Ovviamente ci sono altre ragioni, oltre quelle non secondarie di natura etica, che ci fanno inorridire davanti all’ennesimo tentativo di questi sedicenti sindacati di speculare e far speculare altri sulla pelle dei lavoratori. Ne elenchiamo alcune:
· siamo contrari per principio allo smantellamento del sistema previdenziale pubblico e solidaristico e al peggioramento delle condizioni per accedere alla pensione pubblica;
· i fondi pensionistici sono controllati da banche e assicurazioni che si arricchiscono anche con la gestione e che utilizzano i soldi dei lavoratori per i loro investimenti e i loro “affari” privati, magari per la produzione di armamenti, inquinamento ambientale o speculazioni che penalizzano i lavoratori (basti pensare a quanto ci sta costando la crisi prodotta da banche, assicurazioni, e finanza varia...);
· i fondi non rendono quanto il TFS e una caduta del rendimento ne pregiudica l’andamento per anni (provate a immaginare i rendimenti dei fondi in questi anni di crisi mondiale...);
· se si va in pensione in un anno di “magra” il rateo sarà basso a prescindere da quanto versato;
· per avere una pensione accettabile non basta versare al fondo pensione una parte considerevole del TFS, ma sarà necessario incentivare di tasca propria la posta, circa altri 3.000 euro annui, la costituzione del fondo.
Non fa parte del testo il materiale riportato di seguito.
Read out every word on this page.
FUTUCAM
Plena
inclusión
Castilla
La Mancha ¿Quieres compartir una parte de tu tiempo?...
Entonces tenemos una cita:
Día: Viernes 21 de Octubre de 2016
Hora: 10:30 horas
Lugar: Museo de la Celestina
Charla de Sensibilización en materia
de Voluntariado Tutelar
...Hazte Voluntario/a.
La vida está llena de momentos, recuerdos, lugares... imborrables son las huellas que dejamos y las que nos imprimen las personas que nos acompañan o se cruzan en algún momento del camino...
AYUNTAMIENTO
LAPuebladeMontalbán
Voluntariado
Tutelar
Indubbiamente siamo alla vigilia di una aggressiva e generalizzata campagna pubblicitaria per imporre la previdenza complementare nel pubblico impiego.
Questo ennesimo tentativo di espropriazione del salario, spacciato come investimento sul futuro, va respinto con forza e determinazione dai lavoratori che non devono cadere nella trappola di inesistenti rendimenti vantaggiosi o subire il ricatto del furto programmato della pensione duramente pagata con anni di lavoro.
Per questo CGIL, CISL, UIL e UGL farebbero bene ad aprire una forte battaglia per ripristinare dignitose pensioni pubbliche e non mettersi, per mero interesse proprio, a vendere come una conquista l’adesione ai loro fondi pensione.
Come se non bastasse il blocco a tempo indeterminato dei contratti e la riduzione del FUA, l’opera di sciacallaggio continua ora abbattendosi sulle liquidazioni dei lavoratori e il loro TFS che, se pur incrementati con briciole dalle Amministrazioni, non garantiranno comunque alcun recupero di quanto si è già perduto con le leggi, mai contrastate da alcuna organizzazione sindacale tranne l’USB, che hanno modificato radicalmente le pensioni pubbliche.